La reaparición de Mark no puede ser descripta por alguna de las metáforas al uso. Bashevis Singer diría que se trataba de un resucitado; Maugham, acudiendo a alguna viñeta hindú, quizás hablaría de una reencarnación. Yo no encontraba comparativos.

Habíamos dejado de vernos hacía de más de cuarenta años -más tiempo incluso del que el pueblo hebreo peregrinó en el viaje iniciático en busca de su tierra-; pero había escuchado hablar de él frecuentemente, y lo recordaba como si nos hubiéramos visto cada tanto.

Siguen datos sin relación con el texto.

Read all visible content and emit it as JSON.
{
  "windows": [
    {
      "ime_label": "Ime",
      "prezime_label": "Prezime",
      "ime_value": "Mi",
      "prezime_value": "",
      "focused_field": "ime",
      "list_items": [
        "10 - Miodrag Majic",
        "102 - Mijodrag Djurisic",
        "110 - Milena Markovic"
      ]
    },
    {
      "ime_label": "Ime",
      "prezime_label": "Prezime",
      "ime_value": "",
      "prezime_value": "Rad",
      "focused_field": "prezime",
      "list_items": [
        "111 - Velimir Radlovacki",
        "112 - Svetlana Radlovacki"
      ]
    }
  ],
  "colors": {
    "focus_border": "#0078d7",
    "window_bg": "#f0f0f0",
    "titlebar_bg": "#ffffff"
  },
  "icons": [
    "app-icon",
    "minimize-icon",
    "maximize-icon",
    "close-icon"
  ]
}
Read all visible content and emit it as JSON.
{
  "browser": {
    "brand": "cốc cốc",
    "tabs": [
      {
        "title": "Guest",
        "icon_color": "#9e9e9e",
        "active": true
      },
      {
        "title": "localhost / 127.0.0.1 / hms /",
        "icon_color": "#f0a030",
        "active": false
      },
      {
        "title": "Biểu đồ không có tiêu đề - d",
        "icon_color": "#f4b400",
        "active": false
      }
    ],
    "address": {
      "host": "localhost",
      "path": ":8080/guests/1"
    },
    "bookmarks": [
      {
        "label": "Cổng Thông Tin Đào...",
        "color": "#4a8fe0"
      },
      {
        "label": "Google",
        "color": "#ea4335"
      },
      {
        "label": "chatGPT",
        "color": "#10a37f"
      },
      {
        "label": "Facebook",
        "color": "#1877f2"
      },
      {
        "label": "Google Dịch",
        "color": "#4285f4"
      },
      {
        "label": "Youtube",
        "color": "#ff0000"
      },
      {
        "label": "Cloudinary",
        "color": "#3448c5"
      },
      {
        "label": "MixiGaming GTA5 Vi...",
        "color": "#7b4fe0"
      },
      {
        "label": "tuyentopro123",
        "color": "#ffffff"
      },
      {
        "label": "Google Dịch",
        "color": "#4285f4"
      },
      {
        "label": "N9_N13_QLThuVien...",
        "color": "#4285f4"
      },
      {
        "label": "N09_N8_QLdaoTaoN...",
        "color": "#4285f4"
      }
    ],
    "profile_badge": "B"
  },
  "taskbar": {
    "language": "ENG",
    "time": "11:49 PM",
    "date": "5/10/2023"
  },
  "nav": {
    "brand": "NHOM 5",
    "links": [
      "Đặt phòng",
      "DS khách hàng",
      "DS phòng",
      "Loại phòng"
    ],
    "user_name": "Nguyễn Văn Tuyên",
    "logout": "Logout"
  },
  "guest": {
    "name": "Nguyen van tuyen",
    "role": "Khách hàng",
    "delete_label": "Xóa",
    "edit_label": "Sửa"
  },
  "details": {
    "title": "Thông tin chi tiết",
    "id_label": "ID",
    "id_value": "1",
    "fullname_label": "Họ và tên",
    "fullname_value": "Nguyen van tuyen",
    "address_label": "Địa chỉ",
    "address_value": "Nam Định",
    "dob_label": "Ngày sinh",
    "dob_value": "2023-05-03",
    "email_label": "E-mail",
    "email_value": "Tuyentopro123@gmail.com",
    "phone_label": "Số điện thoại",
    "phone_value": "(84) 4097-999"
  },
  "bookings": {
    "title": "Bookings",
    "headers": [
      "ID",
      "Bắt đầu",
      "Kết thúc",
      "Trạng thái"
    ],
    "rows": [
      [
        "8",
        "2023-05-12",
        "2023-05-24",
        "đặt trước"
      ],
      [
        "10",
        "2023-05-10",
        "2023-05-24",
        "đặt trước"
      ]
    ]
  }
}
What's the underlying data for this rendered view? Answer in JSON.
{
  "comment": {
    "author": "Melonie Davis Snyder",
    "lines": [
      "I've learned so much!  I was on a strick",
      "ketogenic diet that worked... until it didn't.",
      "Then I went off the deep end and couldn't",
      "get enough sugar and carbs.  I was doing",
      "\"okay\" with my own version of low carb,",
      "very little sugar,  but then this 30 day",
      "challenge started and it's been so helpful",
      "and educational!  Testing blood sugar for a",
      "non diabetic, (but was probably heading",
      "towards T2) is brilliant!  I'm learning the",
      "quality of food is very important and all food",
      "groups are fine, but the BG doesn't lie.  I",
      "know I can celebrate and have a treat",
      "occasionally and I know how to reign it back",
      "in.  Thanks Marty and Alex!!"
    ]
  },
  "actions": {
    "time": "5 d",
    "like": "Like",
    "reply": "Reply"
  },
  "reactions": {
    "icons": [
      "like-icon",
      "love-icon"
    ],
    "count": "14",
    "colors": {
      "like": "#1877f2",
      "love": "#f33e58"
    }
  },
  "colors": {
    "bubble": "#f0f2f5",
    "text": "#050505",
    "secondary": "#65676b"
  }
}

Fuimos amigos. Le puse Mark porque se llamaba Marcos; y aunque era yo, y no Marcos, quien leía Mark de Robin Wood en el D´Artagnan de Columba, me gané el apodo de El Mutante, como el amigo del protagonista.

Luego nuestras existencias divergieron.

Se apareció en uno de mis lugares de trabajo, de improviso. Me costó reconocerlo, pero cuando pronunció “Mark”, el pasado se materializó entre nosotros como la escenografía perfecta de una obra teatral. Quería contarme una historia.

Yo sabía, por los relatos de conocidos en común, que se había dedicado a la pesca artesanal en una embarcación decorosa, que vivía muy bien y viajando por el mundo. Finalmente se había terminado pareciendo a un personaje de historieta. También que Javiera, su esposa de facto, era interesante, sensual y atrevida. Una pareja de aventureros. Pero ella lo abandonó. En alguno de los puertos no volvieron a zarpar juntos. Mark capotó. Se dejó estar. Engordó, se olvidó de sí mismo, perdió el barco.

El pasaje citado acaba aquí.